I finally got my body to relax as I listened to their banter, and took a step toward Grigori. “They're having far too much fun in there together.”
“Would you prefer I move Shannon early?”
“No, I wasn't complaining.” I smiled, hoping he would understand. “Believe me, it's nice to hear laughter.”
Nodding, Grigori paced back to where some of the water was still in the bowl. It wasn't full, and I hoped he wouldn't assume I'd had some success, because I really hadn't. I had enough guilt from omitting the nifty trick I'd managed. I didn't need a lie on top of that making it worse.
It was then I realized that my intention of holding him at arm’s length was already changing. I'd convinced myself as he comforted me that he was nothing but a thug turned peacekeeper. I'd let myself believe the lie as well. No matter what I told myself, things like guilt continued to contradict my decision. As much as I wanted to look at him with objectivity, he'd become my friend. Alexa would have called it Stockholm Syndrome but I wasn't convinced. I didn't identify with my captor. I identified with my would-be liberator.
I nodded toward the water to distract myself from that line of thought. Now wasn't the time to mull over the illusion I'd sold to myself. If what Grigori and Shannon had said was true, we didn't have long before we would be used as bait and murdered.
“I suck at this.”
“It takes a lot of concentration. Would you like me to explain once again?”
“Yes, please.”
He swept his hand in front of him and I moved toward the cell door that was still sat cracked open. He no longer locked it behind himself since my mental breakdown. We both seemed to understand that I wasn't going anywhere, especially not without Rasmus.
Sitting cross-legged at the opening, I folded myself into a position where I could see the water and be comfortable enough to concentrate on the task at hand. I couldn’t take as long with this as I had with translocation. This was life or death and I needed to master the process. Grigori sat down beside me, his brown eyes lingering on the side of my head while I studied the water.
“Try now, and I will watch,” he said quietly.
I nodded, and visualized the water again, knowing I couldn't be as invested as I had been when I'd moved it. I focused on watching it evaporate. I used steam as an example, visualizing the edges of the cloud rising as the water was filtered slowly into the ether and pushed my mind as I stared at the bowl.

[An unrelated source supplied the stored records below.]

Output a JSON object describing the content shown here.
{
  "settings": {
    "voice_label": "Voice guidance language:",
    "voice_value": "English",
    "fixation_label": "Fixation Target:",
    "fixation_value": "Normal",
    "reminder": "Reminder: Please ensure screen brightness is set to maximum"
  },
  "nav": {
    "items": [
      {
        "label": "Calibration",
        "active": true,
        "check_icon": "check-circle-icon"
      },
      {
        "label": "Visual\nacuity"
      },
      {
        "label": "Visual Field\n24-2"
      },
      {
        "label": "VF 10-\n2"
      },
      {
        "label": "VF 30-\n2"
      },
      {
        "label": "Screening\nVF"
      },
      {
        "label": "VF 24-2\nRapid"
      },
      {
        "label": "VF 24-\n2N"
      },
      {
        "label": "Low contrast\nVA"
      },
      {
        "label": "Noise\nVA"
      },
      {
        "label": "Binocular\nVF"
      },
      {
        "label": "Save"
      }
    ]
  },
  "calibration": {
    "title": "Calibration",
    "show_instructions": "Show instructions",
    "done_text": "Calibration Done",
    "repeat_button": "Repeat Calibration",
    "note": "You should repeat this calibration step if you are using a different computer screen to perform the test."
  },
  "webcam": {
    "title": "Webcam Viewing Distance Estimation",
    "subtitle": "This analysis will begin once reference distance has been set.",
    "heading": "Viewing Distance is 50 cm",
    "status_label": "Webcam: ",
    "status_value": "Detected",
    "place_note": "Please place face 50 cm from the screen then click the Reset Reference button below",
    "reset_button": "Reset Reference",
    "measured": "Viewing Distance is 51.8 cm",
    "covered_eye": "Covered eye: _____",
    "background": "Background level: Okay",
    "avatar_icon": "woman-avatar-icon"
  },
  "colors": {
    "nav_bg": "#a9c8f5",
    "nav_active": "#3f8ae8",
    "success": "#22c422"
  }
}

“Take what you see and bring it into your mind. Ignore the physical water and force your mind to see it dissolve.”
I did as he asked and tried to focus on the picture my mind had fabricated. I watched the water in my mind disappear into the air. I felt the vapors on my skin and the dryness in my mouth as the fluids in the room all rose into the atmosphere. I tried for almost two hours until I succeeded, but through trial and error, I figured out what I should be doing.
Each time I pushed a little harder and mentally made the water dissolve over and over again. It wasn't until I was sure I felt the beads of water in the air around me that I actually managed to make it happen.
“You see? I knew you could do this.”
I let my eyes flicker open and found that there was no water in the bowl at all. It was completely dried out. I was stunned at my progress. I had tried to translocate weeks before I'd succeeded. There had been so many mistrials and frustrating failures. This had been much the same, but the period of frustration was much smaller. There were still accidents as I tried several times, but my desperation to escape had pushed me harder and faster. It seemed pressure did wonders for training me in the ways of nymph magic.
“Try with the flame,” Grigori said with excitement after I’d successfully emptied the bowl for a third time.
“You mean...”
He nodded with a smile. “You will be able to manipulate most elements to do your bidding, but those in your genes will always be easier to control for you.”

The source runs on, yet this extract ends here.